Dans la description du salon, on découvre la famille qui auparavant a occupé les lieux, les Grifalconi, Emilio, ébéniste Italien venu de Vérone, sa femme Laetitia et leurs deux jumeaux Vittorio et Alberto. Laetitia lors d’une de ses promenades quotidienne au parc Monceau avec ses enfants fait la connaissance de Paul Hebert, jeune homme résidant dans l’immeuble, survivant de Buchenwald et professeur de chimie surnommé pH. Ils tombent amoureux l’un de l’autre et Laetitia finit par laisser son mari et ses enfants pour rejoindre Paul. Le lecteur ne connaît pas l’issue de cette idylle, Paul sera aperçu un jour alors qu’il vend des produits locaux à la sortie d’un supermarché et refuse clairement de lier contact avec toute personne de sa vie passée. Emilio retournera en Italie avec ses enfants et seul restera dans l’appartement le tableau fait par Valène que l’ébéniste avait commissionné – tableau représentant les quatre membres de la famille Grifalconi. C’est aussi par la description du tableau que le lecteur entre dans l’histoire d’Emilio et Laetitia.

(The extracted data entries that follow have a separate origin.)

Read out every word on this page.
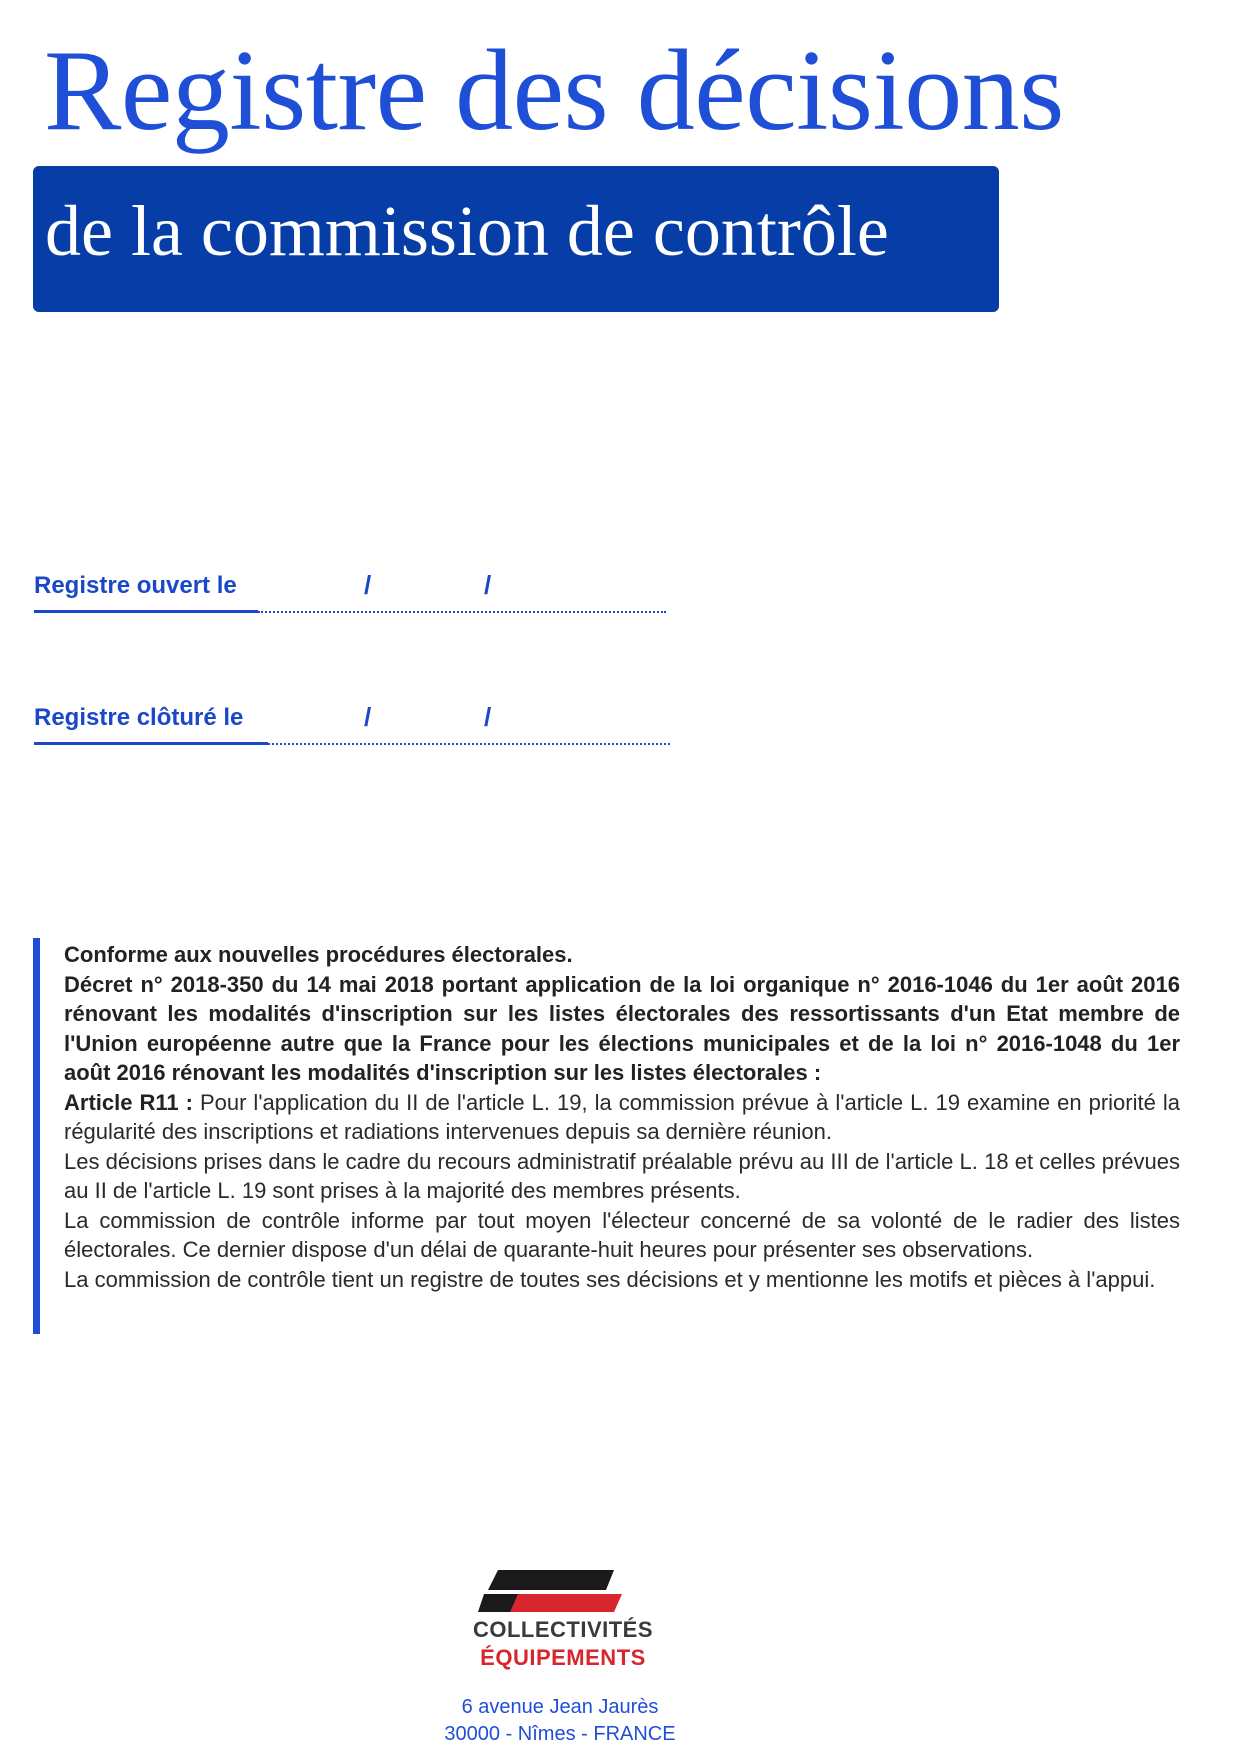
Registre des décisions
de la commission de contrôle
Registre ouvert le	/	/
Registre clôturé le	/	/

Conforme aux nouvelles procédures électorales.

Décret n° 2018-350 du 14 mai 2018 portant application de la loi organique n° 2016-1046 du 1er août 2016 rénovant les modalités d'inscription sur les listes électorales des ressortissants d'un Etat membre de l'Union européenne autre que la France pour les élections municipales et de la loi n° 2016-1048 du 1er août 2016 rénovant les modalités d'inscription sur les listes électorales :

Article R11 : Pour l'application du II de l'article L. 19, la commission prévue à l'article L. 19 examine en priorité la régularité des inscriptions et radiations intervenues depuis sa dernière réunion.

Les décisions prises dans le cadre du recours administratif préalable prévu au III de l'article L. 18 et celles prévues au II de l'article L. 19 sont prises à la majorité des membres présents.

La commission de contrôle informe par tout moyen l'électeur concerné de sa volonté de le radier des listes électorales. Ce dernier dispose d'un délai de quarante-huit heures pour présenter ses observations.

La commission de contrôle tient un registre de toutes ses décisions et y mentionne les motifs et pièces à l'appui.

COLLECTIVITÉS
ÉQUIPEMENTS
6 avenue Jean Jaurès
30000 - Nîmes - FRANCE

La salle de bains est luxueuse et somptueusement équipée. Six personnages s’y trouvent lorsque le lecteur y pénètre, chacun cherche à percer les secrets du fonctionnement de la dite salle de bains. La visite a pour but la location de l’appartement d’Olivia R. à Mme Pizzicagnoli « pendant les mois où Olivia sera absente ». On apprend dans le chapitre précédent (pas de linéarité dans le temps et le récit) que les Pizzicagnoli ont fini par louer l’appartement « Vérifier chaque jour que les Pizzicagnoli n’ont pas cassé la grappe de verre soufflée du vestibule ».

Le dernier chapitre des Rorschash permet au récit de faire un bond en arrière (analepse ou retour sur les événements passés en terme de narratologie) et décrit les quatre générations de Gratiolet : Juste, Emile, François et Olivier et montre les débuts de la rue Simon-Crubellier en 1875. On perçoit ainsi l’appartement a la fois à travers l’espace et le temps.

La chambre à coucher de Rémi R. est vide et tout semble indiquer que son occupant est mort ou mourant « La chambre de Rémi Rorschash est impeccablement rangée, comme si son occupant devait venir y dormir le soir même. Mais elle restera vide. Plus personne, jamais, n’y entrera ».

Note enfin sur le nom de Rorschash:

Fait penser au test de Rorschash appelé ainsi en raison de son créateur, le psychiatre Hermann Rorschach au début du XXe s. Ce test, connu mais largement contesté, est sensé dresser un portrait pointu et fiable de la personnalité des patients auxquels on demande d’interpréter dix taches d’encre (Ils doivent dire à quoi chacune d’elle ressemble).

Aucun élément précis dans les six chapitres ne semble faire directement allusion au test de Rorschash mais le nom de Rorschash est assez spécifique et connoté pour que Perec y ait été sensible.